Abattages de gros bovins dynamiques en début d’année

La hausse des sorties de jeunes bovins, de bœufs et de vaches laitières compense le recul des abattages de femelles allaitantes sur les premières semaines de l’année. Les carcasses s’alourdissent pour profiter des prix qui demeurent orientés à la hausse pour l’ensemble des catégories.
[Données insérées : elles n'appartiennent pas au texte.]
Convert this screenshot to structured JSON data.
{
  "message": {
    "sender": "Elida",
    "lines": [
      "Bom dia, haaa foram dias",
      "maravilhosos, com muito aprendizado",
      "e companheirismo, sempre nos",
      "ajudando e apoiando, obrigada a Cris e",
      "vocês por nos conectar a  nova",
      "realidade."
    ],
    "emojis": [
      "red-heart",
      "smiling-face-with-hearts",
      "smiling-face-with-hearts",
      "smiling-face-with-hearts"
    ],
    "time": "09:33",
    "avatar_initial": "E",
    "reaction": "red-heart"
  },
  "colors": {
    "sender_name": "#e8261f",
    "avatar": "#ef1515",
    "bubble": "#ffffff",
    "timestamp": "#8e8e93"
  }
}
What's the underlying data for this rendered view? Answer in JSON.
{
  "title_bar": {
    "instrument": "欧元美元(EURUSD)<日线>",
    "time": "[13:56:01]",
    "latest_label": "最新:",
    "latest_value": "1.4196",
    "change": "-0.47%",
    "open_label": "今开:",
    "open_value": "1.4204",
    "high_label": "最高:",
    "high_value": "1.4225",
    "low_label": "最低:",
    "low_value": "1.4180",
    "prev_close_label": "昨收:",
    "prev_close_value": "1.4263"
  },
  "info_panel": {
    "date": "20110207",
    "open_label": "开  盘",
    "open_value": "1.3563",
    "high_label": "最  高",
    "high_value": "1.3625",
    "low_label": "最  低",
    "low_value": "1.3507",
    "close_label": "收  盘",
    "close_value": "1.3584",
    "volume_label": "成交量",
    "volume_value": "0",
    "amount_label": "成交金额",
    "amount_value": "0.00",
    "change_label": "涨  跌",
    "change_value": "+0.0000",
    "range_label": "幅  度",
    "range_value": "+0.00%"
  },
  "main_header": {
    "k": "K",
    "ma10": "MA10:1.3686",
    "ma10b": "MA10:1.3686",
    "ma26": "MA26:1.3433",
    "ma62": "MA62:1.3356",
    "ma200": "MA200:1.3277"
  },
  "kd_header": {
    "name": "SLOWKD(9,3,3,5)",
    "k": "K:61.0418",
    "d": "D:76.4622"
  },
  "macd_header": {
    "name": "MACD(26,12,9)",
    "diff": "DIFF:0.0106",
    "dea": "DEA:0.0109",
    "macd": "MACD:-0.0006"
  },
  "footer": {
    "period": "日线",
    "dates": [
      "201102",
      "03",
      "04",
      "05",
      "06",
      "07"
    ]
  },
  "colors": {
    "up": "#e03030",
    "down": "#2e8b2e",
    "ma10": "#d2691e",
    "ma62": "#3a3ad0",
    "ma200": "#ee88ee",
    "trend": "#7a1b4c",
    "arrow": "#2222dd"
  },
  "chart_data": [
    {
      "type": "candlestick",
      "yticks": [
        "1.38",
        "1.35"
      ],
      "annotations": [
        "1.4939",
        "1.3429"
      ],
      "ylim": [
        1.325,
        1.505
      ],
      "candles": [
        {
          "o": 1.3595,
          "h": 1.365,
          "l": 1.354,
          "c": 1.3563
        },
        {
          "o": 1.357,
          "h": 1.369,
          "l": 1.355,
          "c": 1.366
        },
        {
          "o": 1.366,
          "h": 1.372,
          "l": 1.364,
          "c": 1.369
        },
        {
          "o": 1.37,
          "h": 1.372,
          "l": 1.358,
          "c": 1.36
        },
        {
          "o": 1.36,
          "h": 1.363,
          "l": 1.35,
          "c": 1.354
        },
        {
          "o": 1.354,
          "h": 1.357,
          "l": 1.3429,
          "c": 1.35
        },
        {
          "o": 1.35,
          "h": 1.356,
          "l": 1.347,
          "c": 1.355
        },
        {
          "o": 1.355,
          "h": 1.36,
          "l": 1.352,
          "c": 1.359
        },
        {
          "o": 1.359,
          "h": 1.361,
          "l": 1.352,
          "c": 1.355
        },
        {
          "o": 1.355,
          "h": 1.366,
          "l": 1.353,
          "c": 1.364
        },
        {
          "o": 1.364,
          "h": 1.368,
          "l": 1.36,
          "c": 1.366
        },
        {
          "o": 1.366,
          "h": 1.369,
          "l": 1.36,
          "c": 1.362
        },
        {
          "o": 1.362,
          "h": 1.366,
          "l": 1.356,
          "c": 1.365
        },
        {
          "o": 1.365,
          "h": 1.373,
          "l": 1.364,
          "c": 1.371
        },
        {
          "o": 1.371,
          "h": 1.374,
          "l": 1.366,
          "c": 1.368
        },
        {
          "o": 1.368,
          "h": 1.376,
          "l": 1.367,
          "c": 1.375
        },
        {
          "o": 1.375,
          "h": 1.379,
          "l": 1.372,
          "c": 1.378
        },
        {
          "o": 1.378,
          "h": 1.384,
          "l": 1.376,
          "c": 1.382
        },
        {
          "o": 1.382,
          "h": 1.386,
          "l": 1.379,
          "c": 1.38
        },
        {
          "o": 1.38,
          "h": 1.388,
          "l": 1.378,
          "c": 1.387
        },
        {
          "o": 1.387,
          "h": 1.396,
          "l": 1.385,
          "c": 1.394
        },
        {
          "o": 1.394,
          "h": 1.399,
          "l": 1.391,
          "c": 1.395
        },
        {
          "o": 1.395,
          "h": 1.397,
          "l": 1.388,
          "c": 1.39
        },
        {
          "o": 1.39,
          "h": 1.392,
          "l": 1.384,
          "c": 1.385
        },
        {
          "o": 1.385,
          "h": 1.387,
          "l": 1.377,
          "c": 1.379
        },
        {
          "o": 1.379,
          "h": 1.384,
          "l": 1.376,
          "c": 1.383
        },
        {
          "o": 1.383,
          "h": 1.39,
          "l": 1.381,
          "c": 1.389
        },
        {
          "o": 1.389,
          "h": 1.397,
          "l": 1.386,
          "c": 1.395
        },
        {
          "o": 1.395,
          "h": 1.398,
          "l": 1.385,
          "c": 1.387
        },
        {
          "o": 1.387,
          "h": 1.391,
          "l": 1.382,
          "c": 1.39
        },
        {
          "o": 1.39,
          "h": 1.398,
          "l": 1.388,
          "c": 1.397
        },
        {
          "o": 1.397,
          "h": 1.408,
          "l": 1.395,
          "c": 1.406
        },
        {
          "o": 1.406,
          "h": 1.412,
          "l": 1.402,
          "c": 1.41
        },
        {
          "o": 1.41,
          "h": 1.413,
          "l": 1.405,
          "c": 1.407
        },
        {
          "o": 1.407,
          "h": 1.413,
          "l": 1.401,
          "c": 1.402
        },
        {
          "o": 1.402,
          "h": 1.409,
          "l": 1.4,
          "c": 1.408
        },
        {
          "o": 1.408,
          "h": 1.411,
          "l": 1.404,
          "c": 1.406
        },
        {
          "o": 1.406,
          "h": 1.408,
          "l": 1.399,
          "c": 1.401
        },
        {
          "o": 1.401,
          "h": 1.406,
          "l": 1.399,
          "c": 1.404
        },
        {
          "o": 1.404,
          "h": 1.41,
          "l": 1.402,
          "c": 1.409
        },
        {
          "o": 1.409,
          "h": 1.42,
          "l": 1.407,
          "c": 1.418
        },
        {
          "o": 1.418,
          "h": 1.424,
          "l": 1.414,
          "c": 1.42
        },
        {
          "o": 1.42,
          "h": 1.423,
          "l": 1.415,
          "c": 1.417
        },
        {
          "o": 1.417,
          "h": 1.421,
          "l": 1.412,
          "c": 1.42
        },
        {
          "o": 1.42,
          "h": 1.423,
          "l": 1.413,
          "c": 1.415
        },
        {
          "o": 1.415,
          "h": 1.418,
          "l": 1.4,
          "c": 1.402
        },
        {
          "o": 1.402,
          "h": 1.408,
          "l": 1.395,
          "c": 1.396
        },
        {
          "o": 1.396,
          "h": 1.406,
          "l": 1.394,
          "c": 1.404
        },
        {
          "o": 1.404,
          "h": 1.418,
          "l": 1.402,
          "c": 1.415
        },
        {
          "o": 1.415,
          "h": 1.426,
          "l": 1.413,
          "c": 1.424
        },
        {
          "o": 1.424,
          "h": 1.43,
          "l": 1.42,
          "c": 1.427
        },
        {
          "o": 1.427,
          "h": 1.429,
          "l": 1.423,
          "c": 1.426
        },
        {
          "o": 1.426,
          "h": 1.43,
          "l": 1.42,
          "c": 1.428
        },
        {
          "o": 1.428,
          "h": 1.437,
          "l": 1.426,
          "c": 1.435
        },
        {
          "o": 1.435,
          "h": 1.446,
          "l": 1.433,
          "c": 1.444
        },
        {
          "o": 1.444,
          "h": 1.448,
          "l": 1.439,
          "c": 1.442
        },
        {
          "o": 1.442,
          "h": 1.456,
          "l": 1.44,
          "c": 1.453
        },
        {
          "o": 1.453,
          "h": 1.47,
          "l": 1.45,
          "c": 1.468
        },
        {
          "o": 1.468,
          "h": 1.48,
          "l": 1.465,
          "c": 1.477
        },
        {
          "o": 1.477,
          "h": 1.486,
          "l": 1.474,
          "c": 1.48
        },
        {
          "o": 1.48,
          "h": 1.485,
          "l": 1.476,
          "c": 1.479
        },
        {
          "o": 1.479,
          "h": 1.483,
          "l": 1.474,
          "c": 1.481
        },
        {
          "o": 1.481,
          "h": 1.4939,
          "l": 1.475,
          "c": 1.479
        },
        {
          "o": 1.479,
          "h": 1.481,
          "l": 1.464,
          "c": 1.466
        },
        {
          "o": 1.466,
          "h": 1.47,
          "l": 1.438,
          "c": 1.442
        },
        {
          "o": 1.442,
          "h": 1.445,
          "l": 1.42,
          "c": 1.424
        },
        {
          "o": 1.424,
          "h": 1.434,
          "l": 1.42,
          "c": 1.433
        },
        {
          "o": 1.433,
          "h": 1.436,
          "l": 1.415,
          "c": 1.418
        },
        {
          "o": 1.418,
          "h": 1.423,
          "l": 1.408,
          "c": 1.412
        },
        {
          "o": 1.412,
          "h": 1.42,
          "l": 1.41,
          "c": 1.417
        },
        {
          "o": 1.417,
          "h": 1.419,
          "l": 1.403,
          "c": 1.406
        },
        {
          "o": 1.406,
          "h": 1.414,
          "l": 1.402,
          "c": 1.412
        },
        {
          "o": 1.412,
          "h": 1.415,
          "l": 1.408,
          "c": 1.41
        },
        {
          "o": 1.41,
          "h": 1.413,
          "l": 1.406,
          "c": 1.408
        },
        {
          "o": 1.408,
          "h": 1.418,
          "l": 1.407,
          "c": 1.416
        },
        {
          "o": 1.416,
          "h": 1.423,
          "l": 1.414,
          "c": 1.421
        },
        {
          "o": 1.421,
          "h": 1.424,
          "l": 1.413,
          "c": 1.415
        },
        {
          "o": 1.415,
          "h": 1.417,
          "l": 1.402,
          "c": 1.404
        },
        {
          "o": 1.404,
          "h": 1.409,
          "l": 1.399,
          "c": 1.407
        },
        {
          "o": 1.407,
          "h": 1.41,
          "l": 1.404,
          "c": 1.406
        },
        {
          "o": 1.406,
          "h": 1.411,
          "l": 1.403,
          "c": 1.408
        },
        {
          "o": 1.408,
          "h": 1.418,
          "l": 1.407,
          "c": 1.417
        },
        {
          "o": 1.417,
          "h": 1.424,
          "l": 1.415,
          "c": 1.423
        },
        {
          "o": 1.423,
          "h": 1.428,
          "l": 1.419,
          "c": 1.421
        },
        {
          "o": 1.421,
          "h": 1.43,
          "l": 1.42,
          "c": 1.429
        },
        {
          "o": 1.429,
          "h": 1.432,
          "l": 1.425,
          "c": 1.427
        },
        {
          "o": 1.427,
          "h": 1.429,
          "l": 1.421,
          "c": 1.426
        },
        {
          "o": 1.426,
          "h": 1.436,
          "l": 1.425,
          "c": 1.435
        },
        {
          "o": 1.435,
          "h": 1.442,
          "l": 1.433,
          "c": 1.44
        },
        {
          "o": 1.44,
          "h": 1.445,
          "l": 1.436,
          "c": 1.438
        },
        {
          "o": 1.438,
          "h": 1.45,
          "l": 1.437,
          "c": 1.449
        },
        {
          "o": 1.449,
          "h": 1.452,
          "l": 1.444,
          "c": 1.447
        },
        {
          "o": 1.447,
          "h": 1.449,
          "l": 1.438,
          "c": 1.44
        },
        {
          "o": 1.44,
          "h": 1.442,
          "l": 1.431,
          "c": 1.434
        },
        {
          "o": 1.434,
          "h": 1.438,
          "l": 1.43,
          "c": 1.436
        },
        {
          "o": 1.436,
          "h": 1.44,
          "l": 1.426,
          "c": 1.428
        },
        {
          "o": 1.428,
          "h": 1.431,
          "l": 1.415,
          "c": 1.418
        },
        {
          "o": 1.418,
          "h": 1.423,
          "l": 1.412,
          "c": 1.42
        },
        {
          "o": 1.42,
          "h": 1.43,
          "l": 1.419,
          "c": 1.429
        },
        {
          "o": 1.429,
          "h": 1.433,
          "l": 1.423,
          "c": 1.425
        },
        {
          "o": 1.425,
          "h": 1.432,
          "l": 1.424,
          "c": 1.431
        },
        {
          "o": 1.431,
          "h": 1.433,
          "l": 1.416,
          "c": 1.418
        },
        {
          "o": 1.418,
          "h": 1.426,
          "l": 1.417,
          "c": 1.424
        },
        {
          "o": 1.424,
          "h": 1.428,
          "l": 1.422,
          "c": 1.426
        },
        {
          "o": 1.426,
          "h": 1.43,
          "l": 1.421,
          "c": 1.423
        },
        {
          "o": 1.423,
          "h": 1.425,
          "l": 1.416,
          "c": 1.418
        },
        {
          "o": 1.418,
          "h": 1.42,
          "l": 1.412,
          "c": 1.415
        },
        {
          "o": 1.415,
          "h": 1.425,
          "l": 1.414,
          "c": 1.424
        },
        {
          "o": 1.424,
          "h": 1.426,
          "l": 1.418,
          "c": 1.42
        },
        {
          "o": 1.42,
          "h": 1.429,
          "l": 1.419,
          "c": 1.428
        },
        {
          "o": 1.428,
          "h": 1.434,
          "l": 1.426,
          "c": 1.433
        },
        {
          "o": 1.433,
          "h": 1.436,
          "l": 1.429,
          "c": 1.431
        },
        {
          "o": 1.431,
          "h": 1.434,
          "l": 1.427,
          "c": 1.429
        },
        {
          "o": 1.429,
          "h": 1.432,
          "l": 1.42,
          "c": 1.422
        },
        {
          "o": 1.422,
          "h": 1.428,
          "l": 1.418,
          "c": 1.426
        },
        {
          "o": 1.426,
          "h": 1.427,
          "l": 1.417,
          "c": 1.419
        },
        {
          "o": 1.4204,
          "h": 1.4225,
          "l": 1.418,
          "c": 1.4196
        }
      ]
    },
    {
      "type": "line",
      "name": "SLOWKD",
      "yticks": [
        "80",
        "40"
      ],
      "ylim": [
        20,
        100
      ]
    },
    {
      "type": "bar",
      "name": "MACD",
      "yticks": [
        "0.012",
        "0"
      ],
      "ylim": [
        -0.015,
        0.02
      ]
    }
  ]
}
Abattages stables en têtes, poids carcasse en hausse

D’après l’indicateur hebdomadaire de Normabev, les abattages de gros bovins sur les sept premières semaines de l’année étaient stables d’un an sur l’autre en têtes et en hausse de 1,8% en tonnage, du fait de l’alourdissement des carcasses. Les bons prix de la viande et le faible prix de l’aliment incitent en effet à bien finir les animaux.

Dans le détail :

  • Les jeunes bovins de type viande affichaient une progression de 4,8% en têtes et de 6,8% en tonnages.
  • Les jeunes bovins de types lait étaient moins nombreux en têtes (-1%), mais enregistraient des tonnages en hausse (+0,8%).
  • Les sorties de bœufs avaient bondi de 12,3%, et leurs tonnages de 13,6%.
  • Les vaches laitières montraient une progression de 1,6% en tête et 3% en tonnage.
  • A l’inverse, les abattages de vaches allaitantes reculaient de près de 7% en tête mais de seulement 4,7% en tonnage
  • Et ceux de génisses de type viande reculaient de près de 2% en tête, affichant une stabilité en tonnage.

Ralentissement de la décapitalisation

La baisse des abattages de femelles de type viande montre que le mouvement de décapitalisation pourrait continuer à ralentir.

Au 1er janvier, la ferme France comptait 3,369 millions de vaches allaitantes, soit -1,7% /2025. Le rythme annuel de baisse a donc diminué par rapport à celui enregistré l’été dernier (-2,5% en août et septembre).

Les cotations des vaches toujours en hausse

Qu’elles soient laitières ou allaitantes, les vaches de réforme voient les cours continuer de progresser.

En type viande, la hausse des cours répond à la baisse de l’offre, qui découle du recul du cheptel et de la rétention actuelle encouragée par la hausse des revenus.

La cotation de la vache R a gagné 18 centimes depuis le début de l’année pour grimper à 7,66 €/kg de carcasse en semaine 7 (+34% /2025). Celle de la vache U standard a atteint 8,00 €/kg la même semaine (+31% /2025 et +17 centimes depuis le début de l’année).

Le retournement de la conjoncture laitière ne conduit pas à un afflux de réformes. Certes les vaches laitières sont un peu plus nombreuses à l’abattoir (+1,6% /2025 sur les sept premières semaines de l’année), mais la hausse est modeste compte tenu du recul marqué du cheptel . Au 1er janvier, le cheptel laitier accusait en effet une baisse de 2,6% sur un an. Ainsi, les prix des laitières continuent eux aussi leur progression, entraînés par ceux des allaitantes.

En semaine 7, la vache O cotait 6,61 €/kg de carcasse (+34% /2025 et +17 centimes depuis la semaine 1). La vaches P cotait 6,31 €/kg de carcasse (+36% /2025 et +21 centimes depuis la semaine 1).


Hausse des cours des jeunes bovins

Les cotations des jeunes bovins finis poursuivent leur progression. Le marché européen reste dynamique. Certes, les prix ont amorcé une baisse en Italie et en Allemagne, mais les prix espagnols sont repartis à la hausse avec le début du ramadan et les ventes de carcasses vers le Maghreb (voir notre article sur les jeunes bovins en Europe).

La cotation du jeune bovin U a gagné 22 centimes sur les sept premières semaines de l’année pour atteindre 7,76 €/kg de carcasse (+25% /2025). Celle du jeune bovin R a atteint 7,57 €/kg en semaine 7 (+26% /2025) et celle du jeune bovin O 6,91 €/kg (+35% /2025).

L’IPAMPA relativement stable

L’IPAMPA viande bovine (indice des prix d’achat des moyens de production agricoles) évolue peu depuis plusieurs mois. En décembre, il était à l’indice 123,8 (-0,9%/ décembre 2024). Les baisses du prix de l’aliment (-4,3%) et de l’énergie (-12,6%) étaient partiellement compensées par la hausse du prix des engrais (+12,2%).

À noter, l’IPAMPA ne couvre pas l’ensemble des charges des exploitations. D’autres charges comme les coûts salariaux ou les coûts des travaux par tiers, qui ne sont pas prises en compte dans l’IPAMPA, restent en hausse par rapport à 2024.